When students are on-campus, the majority says, schools have authority in loco parentis—that is, as substitutes of parents—to discipline speech and conduct. Off-campus, the authority of schools is somewhat less. At that level of generality, I agree. But the majority omits an important detail. What authority does a school have when it operates in loco parentis? How much less authority do schools have over off-campus speech and conduct? And how does a court decide if speech is on or off-campus?
Mahanoy Area School District v. B.L. – Thomas Dissent
Indeed, what authority does a school have off-campus? Are our children property of the state? Does the state have the first word on the conduct and behavior of children 24 hours a day?
A more searching review reveals that schools historically could discipline students in circumstances like those presented here. Because the majority does not attempt to explain why we should not apply this historical rule and does not attempt to tether its approach to anything stable, I respectfully dissent.

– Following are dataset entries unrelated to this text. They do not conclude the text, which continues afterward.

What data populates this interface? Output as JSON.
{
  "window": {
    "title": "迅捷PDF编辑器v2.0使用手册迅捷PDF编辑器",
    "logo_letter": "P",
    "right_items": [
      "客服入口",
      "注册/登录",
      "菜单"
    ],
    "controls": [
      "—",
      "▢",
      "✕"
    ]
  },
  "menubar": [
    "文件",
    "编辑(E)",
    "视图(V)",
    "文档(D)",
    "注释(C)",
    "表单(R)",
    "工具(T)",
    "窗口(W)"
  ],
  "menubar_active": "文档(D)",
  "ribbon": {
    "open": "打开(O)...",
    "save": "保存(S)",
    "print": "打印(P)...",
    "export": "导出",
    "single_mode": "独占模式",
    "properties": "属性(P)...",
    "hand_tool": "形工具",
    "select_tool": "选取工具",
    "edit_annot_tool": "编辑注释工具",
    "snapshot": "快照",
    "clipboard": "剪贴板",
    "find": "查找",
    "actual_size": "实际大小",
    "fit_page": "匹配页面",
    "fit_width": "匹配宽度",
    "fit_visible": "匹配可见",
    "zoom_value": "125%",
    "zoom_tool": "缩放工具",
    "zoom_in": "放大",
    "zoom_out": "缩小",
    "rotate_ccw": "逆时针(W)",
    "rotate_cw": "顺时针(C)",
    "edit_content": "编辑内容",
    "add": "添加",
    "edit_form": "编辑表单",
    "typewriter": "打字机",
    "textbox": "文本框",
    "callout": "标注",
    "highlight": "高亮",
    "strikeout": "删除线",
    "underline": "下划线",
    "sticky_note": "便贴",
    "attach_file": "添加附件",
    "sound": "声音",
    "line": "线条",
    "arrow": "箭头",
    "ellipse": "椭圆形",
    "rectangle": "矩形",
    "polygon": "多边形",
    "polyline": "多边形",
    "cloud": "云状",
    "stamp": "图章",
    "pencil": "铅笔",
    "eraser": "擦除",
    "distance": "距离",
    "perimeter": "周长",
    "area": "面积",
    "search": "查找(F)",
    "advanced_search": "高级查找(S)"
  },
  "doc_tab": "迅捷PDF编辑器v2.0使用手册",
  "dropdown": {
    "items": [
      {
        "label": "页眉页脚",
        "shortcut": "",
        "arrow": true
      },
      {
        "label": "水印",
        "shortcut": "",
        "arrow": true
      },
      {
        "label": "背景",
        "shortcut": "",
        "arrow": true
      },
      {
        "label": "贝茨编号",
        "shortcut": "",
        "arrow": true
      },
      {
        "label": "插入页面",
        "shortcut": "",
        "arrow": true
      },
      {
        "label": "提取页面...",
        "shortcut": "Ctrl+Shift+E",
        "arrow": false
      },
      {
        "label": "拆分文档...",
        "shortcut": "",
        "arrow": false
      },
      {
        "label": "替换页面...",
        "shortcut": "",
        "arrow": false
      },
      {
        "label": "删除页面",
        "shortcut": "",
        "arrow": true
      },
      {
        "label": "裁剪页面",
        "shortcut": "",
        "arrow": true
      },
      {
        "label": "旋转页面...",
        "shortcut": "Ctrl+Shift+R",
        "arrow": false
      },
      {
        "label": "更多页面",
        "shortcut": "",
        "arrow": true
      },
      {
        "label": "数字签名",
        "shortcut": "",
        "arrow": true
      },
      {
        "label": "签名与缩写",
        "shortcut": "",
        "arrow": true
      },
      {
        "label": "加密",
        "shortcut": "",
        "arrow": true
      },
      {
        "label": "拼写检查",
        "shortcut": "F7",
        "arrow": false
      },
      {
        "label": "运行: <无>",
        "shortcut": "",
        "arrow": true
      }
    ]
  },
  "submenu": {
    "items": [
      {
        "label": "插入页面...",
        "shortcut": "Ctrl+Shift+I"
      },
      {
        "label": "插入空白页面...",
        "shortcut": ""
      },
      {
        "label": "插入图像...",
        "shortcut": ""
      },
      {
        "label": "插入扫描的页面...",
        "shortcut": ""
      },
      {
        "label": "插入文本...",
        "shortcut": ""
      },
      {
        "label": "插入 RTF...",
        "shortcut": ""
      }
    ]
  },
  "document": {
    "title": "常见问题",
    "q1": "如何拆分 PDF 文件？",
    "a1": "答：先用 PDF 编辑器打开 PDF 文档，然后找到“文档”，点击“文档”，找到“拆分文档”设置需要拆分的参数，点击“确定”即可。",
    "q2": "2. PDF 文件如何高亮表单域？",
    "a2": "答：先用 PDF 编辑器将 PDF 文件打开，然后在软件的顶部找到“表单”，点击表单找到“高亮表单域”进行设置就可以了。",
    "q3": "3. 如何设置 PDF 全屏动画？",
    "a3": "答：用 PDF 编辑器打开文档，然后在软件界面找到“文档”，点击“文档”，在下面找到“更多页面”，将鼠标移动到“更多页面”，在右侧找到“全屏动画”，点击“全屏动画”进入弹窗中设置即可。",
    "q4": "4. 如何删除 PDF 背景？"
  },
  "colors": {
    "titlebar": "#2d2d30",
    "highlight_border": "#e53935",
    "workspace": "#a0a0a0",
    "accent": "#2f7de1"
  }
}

Mahanoy Area School District v. B.L. – Thomas Dissent
Once again, Justice Thomas places the opinions of other courts above the rule of law. He didn’t dissent because the First Amendment specifically limits Congress or because there is no language in the Fourteenth Amendment to expand that to the states. He argues that, historically, courts have allowed schools to punish students for their off-campus speech. He then goes on to cite examples of state court opinions that state:
A school can regulate speech when it occurs off-campus, so long as it has a proximate tendency to harm the school, its faculty or students, or its programs.
Lander v. Seaver, 32 Vt. 114 (1859)
Justice Thomas then goes on to claim that B.L.’s speech had “a direct and immediate tendency to . . . subvert the [cheerleading coach’s] authority.” If that is the case, then any disagreement with a teacher or school policy could be regulated as “subverting” the school’s authority. So much for Free Speech.
If B.L. were my daughter, I would have handled the situation very differently. However, she is not my daughter, so I have no authority to punish her for her actions. And if I cannot do so individually, how can I delegate that authority to a government agent?
The question that never seemed to be asked was, does the school have the authority to regulate who participates in school activities, including what qualifications are required? I loath the idea of government actors regulating the speech of others. However, as the Pennsylvania Constitution notes, we are all responsible for the abusive use of our liberties. We can all speak as we wish, but we are also responsible for the consequences of that speech.
When I worked for a corporation, I could be fired for language that was derogatory of that company. In the same vein, B.L. does not have a right to be a cheerleader. If her actions are derogatory of the school and its extra-curricular actives, there should be consequences for that. If B.L. has shown the tendency to “fly off the handle” for a decision she disagrees with, what would happen if she disagreed with a referee’s call during a game? Could another profanity-laced incident happen in public?
I believe her parents have done B.L. a disservice. Rather than taking the opportunity to learn from her mistake and find a way to make amends, they have taught her that the proper response to not getting what you want is to sue all the way up to the Supreme Court.
As for the court, it once again claimed the authority to be above the law. They ignored the language of the First and Fourteenth Amendments in favor of a prior court’s interpretation. They ignored the jurisdictional issue, giving future courts another nail in the coffin of judicial supremacy with which to seal our liberties away forever. And while claiming that schools’ power of in loco parentis is limited, their actions show that they believe the schools are superior to parents in most situations.
Whether you agree that B.L. should have been suspended from the cheerleading squad or not, ask yourself these questions. Who are the parents, the real parents or the school? Should there be no consequences for behavior that has denigrated a school activity? And lastly, was it the emotional outburst that should be punished, or the language that was used?